A dinâmica nacional da epidemia varia consideravelmente nos principais grupos do sul da Ásia, sudeste da Ásia e Extremo Oriente. Em cada uma dessas regiões, os estados contiveram a pandemia, às vezes notavelmente ou fracassaram, muitas vezes dramaticamente. A epidemia está particularmente em pleno desenvolvimento na Indonésia, com 75.699 infecções listadas oficialmente, embora seja uma subestimação e 3.606 mortes, em 13 de julho de 2020. Por que essas diferenças?
Velocidade de resposta
Um primeiro elemento de resposta diz respeito à velocidade com que as autoridades reagiram. Quanto maior o atraso, mais virulenta a epidemia se tornava. Obviamente, esse foi o caso na China, o foco inicial, que abriu a porta para a pandemia. Pequim tem uma responsabilidade muito pesada aqui, mas não está sozinha. A pandemia chegou à Europa, que há muito se tornou seu foco principal. A maioria dos estados europeus reagiu tarde e, graças a esse atraso, a pandemia se espalhou para outros continentes com um poder multiplicado pela densidade do comércio específico da globalização capitalista.
Os países que adotaram medidas radicais sem demora conseguiram conter ou mesmo erradicar a epidemia (e não ajudaram a espalhar a pandemia). Este é particularmente o caso do Vietnã, com 372 casos registrados, nenhuma morte e nenhuma nova contaminação por várias semanas. Este também é o caso de Taiwan, com 449 casos identificados e 7 mortes. A Tailândia tem 3.220 infectados, incluindo 58 mortes; o mais importante é que não há nova contaminação por mais de 45 dias.

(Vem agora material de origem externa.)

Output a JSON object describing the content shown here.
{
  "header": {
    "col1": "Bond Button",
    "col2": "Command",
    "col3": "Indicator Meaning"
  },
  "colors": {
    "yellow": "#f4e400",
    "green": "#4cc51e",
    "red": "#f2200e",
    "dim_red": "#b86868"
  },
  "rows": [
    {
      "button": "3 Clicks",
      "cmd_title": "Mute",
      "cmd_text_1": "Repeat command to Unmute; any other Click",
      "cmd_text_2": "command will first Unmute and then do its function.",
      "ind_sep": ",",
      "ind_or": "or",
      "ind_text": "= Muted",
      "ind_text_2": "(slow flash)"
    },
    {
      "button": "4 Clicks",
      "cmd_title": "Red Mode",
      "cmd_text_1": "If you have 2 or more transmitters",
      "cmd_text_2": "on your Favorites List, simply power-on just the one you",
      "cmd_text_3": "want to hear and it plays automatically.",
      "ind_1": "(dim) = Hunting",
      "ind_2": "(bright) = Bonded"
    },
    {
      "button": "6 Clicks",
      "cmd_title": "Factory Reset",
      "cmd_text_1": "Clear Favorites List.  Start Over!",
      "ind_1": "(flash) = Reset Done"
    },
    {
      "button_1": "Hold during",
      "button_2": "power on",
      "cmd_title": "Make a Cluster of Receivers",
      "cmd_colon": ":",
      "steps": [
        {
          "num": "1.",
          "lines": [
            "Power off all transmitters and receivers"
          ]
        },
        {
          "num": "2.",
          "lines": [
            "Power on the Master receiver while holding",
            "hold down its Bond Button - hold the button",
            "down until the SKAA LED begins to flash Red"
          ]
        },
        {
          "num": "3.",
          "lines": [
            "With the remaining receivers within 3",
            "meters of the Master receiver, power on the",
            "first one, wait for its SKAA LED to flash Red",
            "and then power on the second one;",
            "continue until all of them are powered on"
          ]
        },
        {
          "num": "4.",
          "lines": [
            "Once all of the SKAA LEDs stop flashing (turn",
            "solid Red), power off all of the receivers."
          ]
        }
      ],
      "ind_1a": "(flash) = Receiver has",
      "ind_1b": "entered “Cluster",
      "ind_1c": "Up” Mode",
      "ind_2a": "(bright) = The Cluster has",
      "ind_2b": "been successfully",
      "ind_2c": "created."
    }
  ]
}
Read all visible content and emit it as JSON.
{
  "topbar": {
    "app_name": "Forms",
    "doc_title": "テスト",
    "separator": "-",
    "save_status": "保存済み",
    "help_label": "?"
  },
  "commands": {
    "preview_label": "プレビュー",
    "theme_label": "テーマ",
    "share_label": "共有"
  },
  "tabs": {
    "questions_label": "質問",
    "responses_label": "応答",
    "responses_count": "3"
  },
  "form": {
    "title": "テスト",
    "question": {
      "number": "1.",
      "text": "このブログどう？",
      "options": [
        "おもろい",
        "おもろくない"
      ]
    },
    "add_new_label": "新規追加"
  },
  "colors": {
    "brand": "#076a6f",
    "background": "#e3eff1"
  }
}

Quanto às taxas de mortalidade na Ásia, temos 0,0 por 100.000 habitantes no Vietnã, 0,03 em Taiwan, 0,08 na Tailândia, 0,33 na China, 0,39 na Malásia, 0,46 em Cingapura e 0,56 na Coréia do Sul. Na Europa, temos 10,50 na Dinamarca, 10,94 na Alemanha, 16,09 em Portugal, 23,11 na Suíça, 35,73 na Holanda, 35,97 na Irlanda, 44,80 na França, 54,27 na Suécia, 57,83 na Itália, 60,79 na Itália, 60,79 na Espanha, 67,50 na Grã-Bretanha e 85,64 na Bélgica. Mesmo considerando os vieses relacionados à qualidade das pesquisas epidemiológicas e das informações oficiais, esses números falam por si e o trabalho de acompanhamento realizado pela Universidade Johns Hopkins fornece referências.
Política de saúde e auto-mobilização da população
Outro ponto digno de nota é o papel desempenhado pelo modelo básico de saúde. A capacidade de terapia intensiva de um país como o Vietnã é muito baixa e, apesar dos riscos muito altos (comércio com a vizinha China), apresenta os melhores resultados. De fato, as medidas preventivas básicas não são complexas: testes, isolamento de indivíduos contaminados, monitoramento de pessoas com quem estiveram em contato, máscaras, lavagem das mãos, desinfecção. No Sri Lanka, até agora houve “apenas” 11 mortes de 2.617 infecções relatadas. Isso se explica pelo fato de ainda existir um sistema de saúde pública altamente desenvolvido, infelizmente ameaçado pelas políticas neoliberais. Em países que efetivamente continham a epidemia, as autoridades públicas intervieram de maneira coerente, muitas vezes mobilizando redes sociais para a implementação de políticas de saúde – seja por governos ou administrações que agem mais ou menos autonomamente das autoridades políticas, como no caso surpreendente da Tailândia.
Por fim, lembremos os principais papéis que a cultura popular da higiene (Tailândia, novamente) e do risco epidêmico, bem como a auto mobilização das populações, desempenharam. Esse foi particularmente o caso em Hong Kong, onde os habitantes imediata e espontaneamente se mascararam, contrariamente ao posicionamento inicial das autoridades. No Vietnã, as redes sociais denunciaram uma mulher rica que tentou escapar da quarentena obrigatória para quem volta do exterior. As pessoas pediram para ordenar os franceses presentes no país, que julgavam inútil o uso da máscara com base nas declarações (falsas) de seu governo – um governo que durante semanas defendia o exato oposto do que deveria ter feito, tornando uma necessidade (uma escassez geral) em uma virtude.
“Efeito lupa” da Covid e o eurocentrismo
A pandemia de Covid tem um “efeito de lupa”: destaca as realidades por trás das aparências. A França não é mais uma potência, mas um país imperialista dependente, dotado de um regime autoritário que se recusa a associar representações dos atendidos e dos cuidadores no desenvolvimento ou na implementação de sua política de saúde. De maneira mais geral, o Ocidente não é mais o critério do mundo, inclusive no campo da medicina. Mais do que nunca, uma visão centrada no euro leva a erros de julgamento desastrosos. Quando nossos líderes perceberam que a pandemia era um perigo? Quando a Itália foi atingida; eles permaneceram cegos para o que estava acontecendo na Ásia. Eles procuraram aprender com as experiências asiáticas? Eles os menosprezavam.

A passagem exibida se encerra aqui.